The last couple of weeks have been a wild ride. They say October is the worst month for teachers. I certainly hope so, because I could use some relief.
One thing that I absolutely have to write about is the mid-year shuffle going on across the district. Wednesday last week, my roommate found out that come the next day, he might be out of a job due to over-budgeting. No detailed explanation was given at the time, other than the fact that the school under its enrollment target by 33%, and all new teachers were on the chopping block. As it turns out, my roommate did get “surplussed”. I’m sure the frustration I feel is nowhere near the sentiments he probably has, but to me this symbolized everything that’s wrong with the system.
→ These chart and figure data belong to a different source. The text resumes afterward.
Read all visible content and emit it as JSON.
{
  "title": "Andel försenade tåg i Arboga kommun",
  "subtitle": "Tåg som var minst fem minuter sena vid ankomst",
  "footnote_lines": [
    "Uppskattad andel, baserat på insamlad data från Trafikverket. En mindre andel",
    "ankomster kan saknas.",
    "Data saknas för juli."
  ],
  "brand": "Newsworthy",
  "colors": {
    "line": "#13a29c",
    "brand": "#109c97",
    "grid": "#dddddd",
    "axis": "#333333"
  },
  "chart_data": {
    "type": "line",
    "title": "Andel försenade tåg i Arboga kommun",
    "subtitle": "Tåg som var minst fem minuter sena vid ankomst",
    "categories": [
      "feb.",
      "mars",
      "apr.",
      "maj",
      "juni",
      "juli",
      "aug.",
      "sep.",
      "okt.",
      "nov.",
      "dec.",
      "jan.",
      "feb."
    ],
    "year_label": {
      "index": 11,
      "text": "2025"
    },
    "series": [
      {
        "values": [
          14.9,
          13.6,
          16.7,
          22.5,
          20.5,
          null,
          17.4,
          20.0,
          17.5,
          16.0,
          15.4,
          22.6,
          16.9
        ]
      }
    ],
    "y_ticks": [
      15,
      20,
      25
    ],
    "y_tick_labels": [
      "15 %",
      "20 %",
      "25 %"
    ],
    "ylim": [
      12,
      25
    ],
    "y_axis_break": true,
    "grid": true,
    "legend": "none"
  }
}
Dunbar Middle, where he works, was regarded as the worst middle school in the city last year, and that’s saying something. This year, due to the tireless work of the staff, it’s a working. And I know that my roommate must have been one of the hardest working teachers in that building. He works with barely any resources or support. He’s up later than me every night and wakes earlier every morning. During his planning period, he’s been acting as a quasi-administrator. He’s the coach of the girls’ soccer team, through which he’s built relationships with some of his toughest students. And come October 31, he’s gone.
We’ve since come to learn that the budget redistribution is going exactly according to plan, and that it is a necessarily evil of the complicated process of giving parents choice in the schools their children attend. My roommate will be transferred to a high school that, up until now, has been under-budgeted. After all, those kids Dunbar expected are going somewhere. But seriously, there’s got to be a better way. Are his 7th graders going to understand the intricacies district budgeting, or are they just going to think that yet another person in their lives is walking out on them? Can Dunbar Middle continue to deliver on its promise of rebirth with 1/3 of their staff gone?
As for myself, I can’t help but feel like the hammer is falling–that soon, people are finally going to find out I’ve been failing miserably for 2 solid months, and I’m going to be summarily stoned, Old Testament-style. My principal came into our staff meeting swinging today. He’s not happy with some of us, although he won’t mention who. He keeps making these comments at meetings about how 5% of the teachers aren’t meeting the expectations, and I keep thinking he must be referring to me.
The good news is, after last week’s day off and professional development, I feel like I’ve come out of a daze. I still feel like I’m underwater, but I’m fighting again. It’s just so hard, because there aren’t enough hours in the day. There just aren’t. If I could physically get all my work done, I’d be better off certainly, but I still don’t think I’d be anywhere close to rocking it as a teacher. Maybe I don’t give people enough credit, but most of the time, when people say “just let me know if you need something”, I don’t really take them at face value. I guess I have just felt really guilty letting people know that I can’t handle my own load. But clearly, I need to suck it up and scream for help, because leaving things undone isn’t doing anyone any favors.
There is some light coming down the tunnel. There are lots of days off in November, which hopefully ought to make the month bearable. I get to see my whole family this weekend. I’ve never been so excited about that in my life. Possibly even more exciting is the fact that my school is getting rid of the extended school day. I almost thanked God aloud when my principal grudgingly announced it in our staff meeting today. Don’t get me wrong, a well-planned, well-staffed extended day could hypothetically be an awesome thing for our students, but so far, all it’s been is a massive thorn in everyone’s side. The extra hour and change (I hope) in my day is going to be HUGE.